Historiquement, la gestion de fortune a toujours représenté le terrain de prédilection des banques suisses. Fin du secret bancaire, chute de Credit Suisse... Qu'en est-il aujourd'hui? Réponses avec des experts:

La démocratisation des intelligences artificielles comme ChatGPT apporte un nouvel éclairage – et de l’enthousiasme – sur les possibilités offertes par l’utilisation de l’intelligence artificielle (IA) dans la gestion de patrimoine. L’intégration de la technologie et l’exploitation des données doivent servir les clients, comme les conseillers, pour une personnalisation à grande échelle des services de conseil, tout en maîtrisant les coûts.

L’IA ouvre de nouvelles perspectives

La capacité des outils à se nourrir de multiples sources de données, structurées ou non, permet d’affiner la qualification d’un client sur de nouvelles dimensions, telles que le profil psychologique ou bien la personnalité. L’outil intègre ensuite ces données pour personnaliser le service délivré, au travers notamment de l’adaptation du style de rédaction et de l’organisation des messages clés dans les communications faites au client.

Ces technologies autonomes peuvent également contribuer au bon maintien de la relation client. De nouveaux chatbots supportés par l’IA sont aujourd’hui en capacité de répondre aux questions des clients, notamment sur la base d’informations statiques comme les données de compte ou les revues de marché.

En plus de mener à l’hyperpersonnalisation, l’intelligence artificielle peut finalement se mettre au service des conseillers. L’automatisation de certaines tâches, comme la rédaction d’analyses financières ou la construction d’un reporting, permet un gain de productivité notable ainsi qu’une optimisation du temps commercial.

Au fur et à mesure que les applications utilisant ces technologies entrent dans notre quotidien, les établissements financiers vont devoir apprendre à les apprivoiser et à les utiliser pour apporter plus de valeur dans le service et le conseil au client.

Une révolution encore limitée

La perspective d’utiliser à court terme une intelligence artificielle pour gérer de manière autonome la relation, le conseil et les investissements d’un client est vaine. Plusieurs caractéristiques, comme la récence des informations sur lesquelles le modèle est entraîné, l’absence d’accès à des données en temps réel (données financières et macroéconomiques) limitent encore l’utilisation des cas d’usage, de telle sorte qu’il est encore impossible de demander à ChatGPT d’optimiser un portefeuille de manière totalement autonome.

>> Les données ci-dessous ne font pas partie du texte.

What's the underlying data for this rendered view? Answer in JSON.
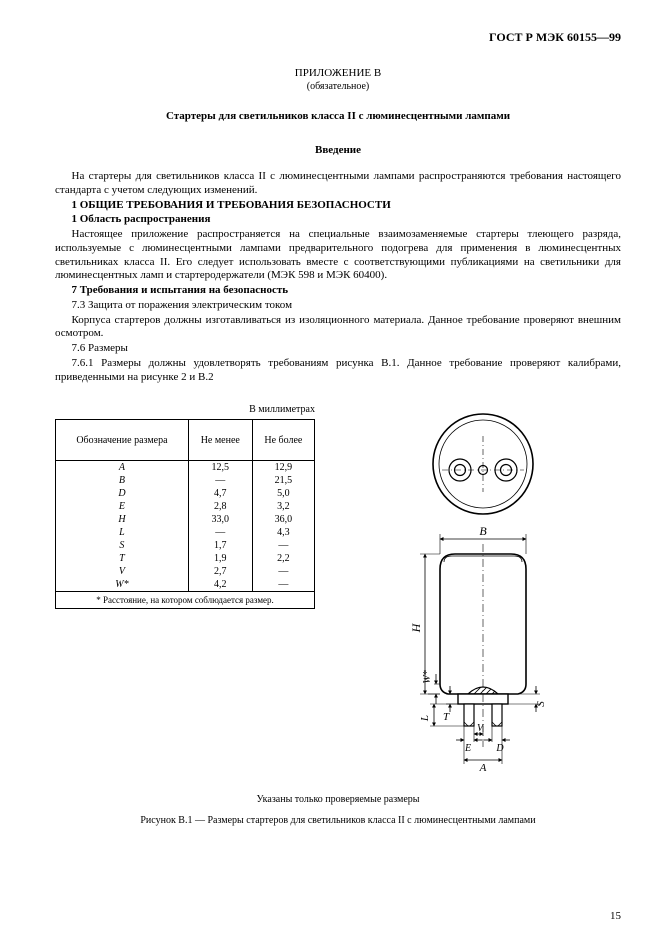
{
  "header": {
    "doc_id": "ГОСТ Р МЭК 60155—99"
  },
  "annex": {
    "title": "ПРИЛОЖЕНИЕ В",
    "subtitle": "(обязательное)",
    "main_title": "Стартеры для светильников класса II с люминесцентными лампами",
    "intro_title": "Введение"
  },
  "body": {
    "p1": "На стартеры для светильников класса II с люминесцентными лампами распространяются требования настоящего стандарта с учетом следующих изменений.",
    "h1": "1 ОБЩИЕ ТРЕБОВАНИЯ И ТРЕБОВАНИЯ БЕЗОПАСНОСТИ",
    "h1a": "1 Область распространения",
    "p2": "Настоящее приложение распространяется на специальные взаимозаменяемые стартеры тлеющего разряда, используемые с люминесцентными лампами предварительного подогрева для применения в люминесцентных светильниках класса II. Его следует использовать вместе с соответствующими публикациями на светильники для люминесцентных ламп и стартеродержатели (МЭК 598 и МЭК 60400).",
    "h7": "7 Требования и испытания на безопасность",
    "h73": "7.3 Защита от поражения электрическим током",
    "p3": "Корпуса стартеров должны изготавливаться из изоляционного материала. Данное требование проверяют внешним осмотром.",
    "h76": "7.6 Размеры",
    "p4": "7.6.1 Размеры должны удовлетворять требованиям рисунка В.1. Данное требование проверяют калибрами, приведенными на рисунке 2 и В.2"
  },
  "table": {
    "units": "В миллиметрах",
    "columns": [
      "Обозначение размера",
      "Не менее",
      "Не более"
    ],
    "rows": [
      {
        "sym": "A",
        "min": "12,5",
        "max": "12,9"
      },
      {
        "sym": "B",
        "min": "—",
        "max": "21,5"
      },
      {
        "sym": "D",
        "min": "4,7",
        "max": "5,0"
      },
      {
        "sym": "E",
        "min": "2,8",
        "max": "3,2"
      },
      {
        "sym": "H",
        "min": "33,0",
        "max": "36,0"
      },
      {
        "sym": "L",
        "min": "—",
        "max": "4,3"
      },
      {
        "sym": "S",
        "min": "1,7",
        "max": "—"
      },
      {
        "sym": "T",
        "min": "1,9",
        "max": "2,2"
      },
      {
        "sym": "V",
        "min": "2,7",
        "max": "—"
      },
      {
        "sym": "W*",
        "min": "4,2",
        "max": "—"
      }
    ],
    "footnote": "* Расстояние, на котором соблюдается размер."
  },
  "diagram": {
    "labels": {
      "B": "B",
      "H": "H",
      "W": "W*",
      "T": "T",
      "L": "L",
      "E": "E",
      "A": "A",
      "V": "V",
      "D": "D",
      "S": "S"
    },
    "colors": {
      "stroke": "#000000",
      "fill": "#ffffff",
      "hatch": "#000000"
    },
    "stroke_width_main": 1.6,
    "stroke_width_thin": 0.8
  },
  "figure": {
    "note": "Указаны только проверяемые размеры",
    "caption": "Рисунок В.1 — Размеры стартеров для светильников класса II с люминесцентными лампами"
  },
  "page_number": "15"
}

Au stade actuel de maturité de ces technologies, le bénéfice consiste plus à exécuter de manière efficace et efficiente une demande formulée par un conseiller ou un client, pour autant que la demande soit formulée de manière exacte et le contexte bien précisé.

A l’avenir, la combinaison d’outils de langage naturels avec d’autres modèles d’intelligence artificielle tels que l’analyse financière quantitative ou l’analyse des comportements des investisseurs, ainsi que l’utilisation de sources de données statiques ou non telles que les données de marché en temps réel, permettra d’apporter un conseil de manière beaucoup plus autonome. Le modèle devra être capable de déclencher des actions, les spécialistes étant là pour superviser le modèle, le contrôler, l’affiner, plutôt que lui dire ce qu’il doit exécuter.

Une évolution de l’offre

Les transformations évoquées pourraient conduire à une segmentation encore plus forte de l’offre. Si le niveau de sophistication et les objectifs de l’investisseur resteront centraux, nous devrions assister à l’émergence de nouveaux modèles relationnels:

  1. Un modèle tout digital, attractif en termes de frais, exploitant au maximum les leviers technologiques y compris dans les interactions clients, avec des conseillers non dédiés accessibles uniquement sur demande.
  2. Un modèle omnicanal libre: le client interagit de manière libre au gré de ses préférences et contraintes personnelles, avec son conseiller et le cas échéant des spécialistes, ses applications, un centre de relation client… Du fait de la grande flexibilité offerte, la tarification serait plus élevée.
  3. Un modèle à la carte: le client choisit ses services et canaux d’interaction à la carte pour composer son propre modèle. La tarification serait structurée autour d’une offre de base avec des options payantes en complément.
  4. Un modèle à l’usage: le client ne choisit pas son modèle au moment de la souscription mais accède à une base de services de manière libre – par exemple application mobile pour gérer son portefeuille, revue de portefeuille semi-annuelle avec son conseiller – et paie l’accès à d’autres services – par exemple, sollicitation d’un spécialiste sur une classe d’actifs, reporting personnalisé.

Ces transformations requièrent des investissements et du temps. Il sera intéressant d’observer le rythme auquel elles seront adoptées par les établissements, puis traduites en offres et services concrets pour les investisseurs.